St. Patrick’s Day is historically a Catholic holiday celebrating the day that St. Patrick, patron saint of Ireland, died in 461. It has since been officially recognized as a feast day by other Christian denominations and adapted as a secular holiday, generally focusing on parades, parties and Irish-related kitsch.
Wearing and displaying the color green is a big part of St. Patrick’s Day, and many cities in the U.S., Ireland, Britain and elsewhere put green dye in their biggest rivers to celebrate the holiday, a trend that began in Chicago in 1962. This year, the city dumped 130 large containers of dye into the water to achieve a glowing green effect. In recent years, governments across the world have joined the fun and will cast a green glimmer on numerous major monuments today, including the Great Wall of China, the Leaning Tower of Pisa and South Africa’s Table Mountain.

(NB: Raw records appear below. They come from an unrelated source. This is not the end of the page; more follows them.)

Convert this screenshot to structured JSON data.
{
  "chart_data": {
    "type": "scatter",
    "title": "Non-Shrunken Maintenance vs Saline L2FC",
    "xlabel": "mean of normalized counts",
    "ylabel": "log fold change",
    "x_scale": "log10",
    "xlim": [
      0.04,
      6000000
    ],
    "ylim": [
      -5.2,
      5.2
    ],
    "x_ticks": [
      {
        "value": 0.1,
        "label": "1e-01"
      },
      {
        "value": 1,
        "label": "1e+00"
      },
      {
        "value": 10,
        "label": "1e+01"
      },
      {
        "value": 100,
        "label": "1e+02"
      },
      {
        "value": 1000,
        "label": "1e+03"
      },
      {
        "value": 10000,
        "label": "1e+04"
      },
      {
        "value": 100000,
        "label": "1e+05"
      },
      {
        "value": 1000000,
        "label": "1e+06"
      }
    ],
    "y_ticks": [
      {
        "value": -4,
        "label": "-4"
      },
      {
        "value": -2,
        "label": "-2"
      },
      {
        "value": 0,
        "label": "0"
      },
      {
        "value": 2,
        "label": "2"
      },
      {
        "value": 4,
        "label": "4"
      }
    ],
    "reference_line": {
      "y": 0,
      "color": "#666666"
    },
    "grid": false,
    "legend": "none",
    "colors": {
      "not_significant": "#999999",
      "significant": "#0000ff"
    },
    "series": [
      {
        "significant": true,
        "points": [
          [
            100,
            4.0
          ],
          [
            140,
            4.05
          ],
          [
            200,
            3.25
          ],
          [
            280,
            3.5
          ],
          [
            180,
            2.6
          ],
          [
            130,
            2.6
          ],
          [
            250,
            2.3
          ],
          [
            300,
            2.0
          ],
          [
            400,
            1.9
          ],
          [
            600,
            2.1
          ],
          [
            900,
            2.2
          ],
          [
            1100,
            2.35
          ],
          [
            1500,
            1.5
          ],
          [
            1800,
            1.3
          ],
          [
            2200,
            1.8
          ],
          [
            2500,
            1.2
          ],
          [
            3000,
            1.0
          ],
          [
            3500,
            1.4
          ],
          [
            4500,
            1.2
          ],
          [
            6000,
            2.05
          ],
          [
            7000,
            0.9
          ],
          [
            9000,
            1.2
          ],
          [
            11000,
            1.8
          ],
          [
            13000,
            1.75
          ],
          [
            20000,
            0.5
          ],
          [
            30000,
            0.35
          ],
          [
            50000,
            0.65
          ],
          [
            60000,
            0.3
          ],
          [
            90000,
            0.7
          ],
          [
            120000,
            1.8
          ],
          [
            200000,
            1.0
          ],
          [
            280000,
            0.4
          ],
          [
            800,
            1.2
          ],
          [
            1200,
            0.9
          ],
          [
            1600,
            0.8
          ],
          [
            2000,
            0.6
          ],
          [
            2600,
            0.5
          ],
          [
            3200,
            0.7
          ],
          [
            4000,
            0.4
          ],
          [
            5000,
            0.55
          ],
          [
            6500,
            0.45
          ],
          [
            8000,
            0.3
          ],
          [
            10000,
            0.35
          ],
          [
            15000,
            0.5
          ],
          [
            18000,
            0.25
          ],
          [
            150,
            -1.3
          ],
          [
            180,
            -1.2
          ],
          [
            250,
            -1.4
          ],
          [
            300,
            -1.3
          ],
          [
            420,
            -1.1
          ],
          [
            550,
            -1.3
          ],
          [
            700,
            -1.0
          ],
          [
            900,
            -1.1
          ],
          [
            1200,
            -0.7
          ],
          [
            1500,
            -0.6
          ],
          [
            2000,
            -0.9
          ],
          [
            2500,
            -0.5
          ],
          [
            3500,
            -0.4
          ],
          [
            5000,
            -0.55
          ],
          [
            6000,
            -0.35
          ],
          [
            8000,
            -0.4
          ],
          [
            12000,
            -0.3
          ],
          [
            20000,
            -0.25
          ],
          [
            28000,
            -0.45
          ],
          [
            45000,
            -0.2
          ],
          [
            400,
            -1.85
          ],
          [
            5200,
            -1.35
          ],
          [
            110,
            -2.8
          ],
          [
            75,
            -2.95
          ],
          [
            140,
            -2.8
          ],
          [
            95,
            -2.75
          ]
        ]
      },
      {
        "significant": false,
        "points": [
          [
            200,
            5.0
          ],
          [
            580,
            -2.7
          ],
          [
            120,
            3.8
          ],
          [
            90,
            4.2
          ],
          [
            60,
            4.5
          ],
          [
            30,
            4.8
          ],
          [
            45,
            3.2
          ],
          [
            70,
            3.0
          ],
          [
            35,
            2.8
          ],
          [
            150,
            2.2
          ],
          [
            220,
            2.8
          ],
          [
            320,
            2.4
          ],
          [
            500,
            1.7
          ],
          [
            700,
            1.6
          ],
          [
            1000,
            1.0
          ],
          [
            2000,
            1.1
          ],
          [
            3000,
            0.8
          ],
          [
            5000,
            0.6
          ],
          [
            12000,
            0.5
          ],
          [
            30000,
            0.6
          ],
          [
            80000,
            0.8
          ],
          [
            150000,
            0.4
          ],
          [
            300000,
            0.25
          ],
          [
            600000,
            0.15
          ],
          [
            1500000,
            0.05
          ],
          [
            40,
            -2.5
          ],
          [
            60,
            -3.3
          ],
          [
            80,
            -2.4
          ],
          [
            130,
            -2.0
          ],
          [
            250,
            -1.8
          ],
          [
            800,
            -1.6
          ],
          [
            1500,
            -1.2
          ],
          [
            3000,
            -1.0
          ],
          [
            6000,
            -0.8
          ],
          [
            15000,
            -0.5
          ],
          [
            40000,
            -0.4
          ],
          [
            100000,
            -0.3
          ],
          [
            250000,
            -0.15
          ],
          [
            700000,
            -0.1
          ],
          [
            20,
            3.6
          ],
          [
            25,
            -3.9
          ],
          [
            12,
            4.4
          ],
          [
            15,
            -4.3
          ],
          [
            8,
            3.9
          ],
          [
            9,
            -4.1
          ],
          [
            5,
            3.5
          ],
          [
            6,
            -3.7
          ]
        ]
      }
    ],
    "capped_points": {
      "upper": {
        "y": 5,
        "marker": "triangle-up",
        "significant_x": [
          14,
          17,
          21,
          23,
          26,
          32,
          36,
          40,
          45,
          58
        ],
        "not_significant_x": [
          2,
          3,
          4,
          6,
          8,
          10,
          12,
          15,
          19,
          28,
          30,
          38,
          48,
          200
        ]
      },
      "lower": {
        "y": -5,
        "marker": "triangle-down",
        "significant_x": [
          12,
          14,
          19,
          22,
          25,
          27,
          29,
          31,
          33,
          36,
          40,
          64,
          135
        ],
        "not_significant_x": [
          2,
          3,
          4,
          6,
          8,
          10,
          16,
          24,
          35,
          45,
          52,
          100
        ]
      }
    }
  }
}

But the biggest event for many people is the celebration itself, and all of the purchases that come with it. Last year, according to the National Retail Federation, the average person in the U.S. spent $35.27 on green clothing and décor, as you can see compared with the average total spent monthly on games, hobbies and toys. Nationwide, the overall tab for the holiday grew to $4.7 billion. Much of this is due to alcohol sales, particularly things like beer and whiskey. The forecasted total for beer sales in the U.S. was upwards of $255 million.
The beer leading the pack is of course Guinness, which has been brewed in Dublin since 1759. While we already devoted a full post to Beeronomics, we did not mention that it was in fact in a Guinness brewery in 1900 that the statistical technique called the t-test was first invented. A mathematically-minded brewer named William Sealy Gosset devised a way to evaluate the effects of diverse barley varieties on the beer using a relatively small sample size. He published his findings in a paper titled “The probable error of a mean”, thereby forever altering statistical methodology and solving a brewing conundrum for Guinness.
So, if you’re among those waiting in line to order a pint of this famous stout tonight, remember that it’s statistics that allowed for its global success. And with that, happy St. Patrick’s Day!